Monday, July 30, 2007

The Worst Morning


I wake at about 4 am, kill a mosquito, then peer out the tent fly. The sun peeks through a low miasma of fog that hangs through the trees and over the lake. I turnover to sleep some more thinking the day might be promising. But I oversleep the alarm and by the time I get up, pack the wagon, roll up the tent, the sky is a dismal gray.


Thirty minutes into the ride to Kuhmo, some 52 miles to the north, the rain begins to fall. This time there are no dramatics; neither thunder, nor lightning, just a few drops, then a few more. Not a problem, I think. I pedal through forests and strain over hills. The trees are thick here. In little vales lay dark pools of stagnant water or slugglishly moving streams covered with lilly pads. The rain increases in intensity. And then from behind, as if a wraith had caught up to me, the sky darkens, a vicious tail wind hits. Torrents of rain, like machine gun bullets, rip out of the sky. The wind propels me at a high speeds, my wheels cutting a wake through the pooling water on the asphalt. Water drips in through my helmet, down my neck into my clothes. My shoes are soaked. The water finds every nook and cranny in my meager rain suit defenses. Motorists, what few there are, crawl along at slow speeds because they cannot not see the road well. This is not a safe place to ride. I have to find shelter. But there is nothing, but trees. For an hour I skid along in the monsoon. At times the bike seems to hydroplane, if that is even possible. Wet and now blasted by wind, I begin to shiver. The only way I can keep warm is to keep cycling even though I am very tired. I am getting colder, the signs of hypothermia are obvious. I have to find shelter. I consider stopping in the forest and erecting a tarp to hundle under. Finally, I spot a little log hut with open sides sheltering a single wood picnic table. I swing the bike into it, yank open the rear wagon and paw through stuff sacks to find dry clothes. Shivering, I pull on thermal underwear, a wind hat and a sweatshirt. I set up the stove and boil water for coffee. It is the best cup of coffee I have ever tasted. The shivering stops. I stay in my little log hut for two hours, determined not to budge until the diluge stops. A car pulls over and a thin, drawn man, and a heavyset woman get out and walk over to the shelter. The man sits opposite me and smokes. We greet each other with the "eh" hello, in Finnish. I motion to the downpour and say "vetta" which means rain. We sit in silence, then the couples gets up and leaves.

In the afternoon the rain stops and I continue my journey. On my map, settlements such as Muijarvi and Lauvaskylä are listed, but Muijärvi is nothing more than a cell phone tower, a dog, and a house. Lauvaskylä is even less substantial. Along the roadside giant toadstools have erupted from the soil. The sky begins to break and I know the rain has finished for today. It almost got me, but I lived to bike another day.

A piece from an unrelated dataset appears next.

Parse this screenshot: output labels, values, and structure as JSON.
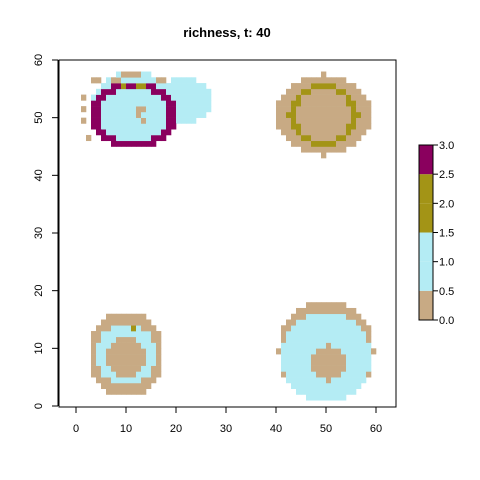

Near Kuhmo, I see an old artillery piece parked by the road. Nearby is a monument to the 1939 Winter War, when Russian invaded Finland. It was near here the Stalin tried to quickly win the war by sending his armies across Finland at its narrowest point. He hoped to sever Finland in two at "its narrow waist." He failed, the outnumbered Finns fought the Russians to a standstill during one of the coldest winters in memory. I wander among overgrown tank traps and old battle trenches, a reminder of the grim conflict that raged here more than 60 years ago.


As I enter Kuhmo the sun comes out. It seems a miracle given what happened earlier in the day. The roadside at the city limit is bright with the red, yellow and pink lupine blossoms, stalks lazily swaying hello in the faint breeze.

1 comment:

Markku said...

Did I mention the book "Frozen Hell" by William R.Trotter. Lots about the war!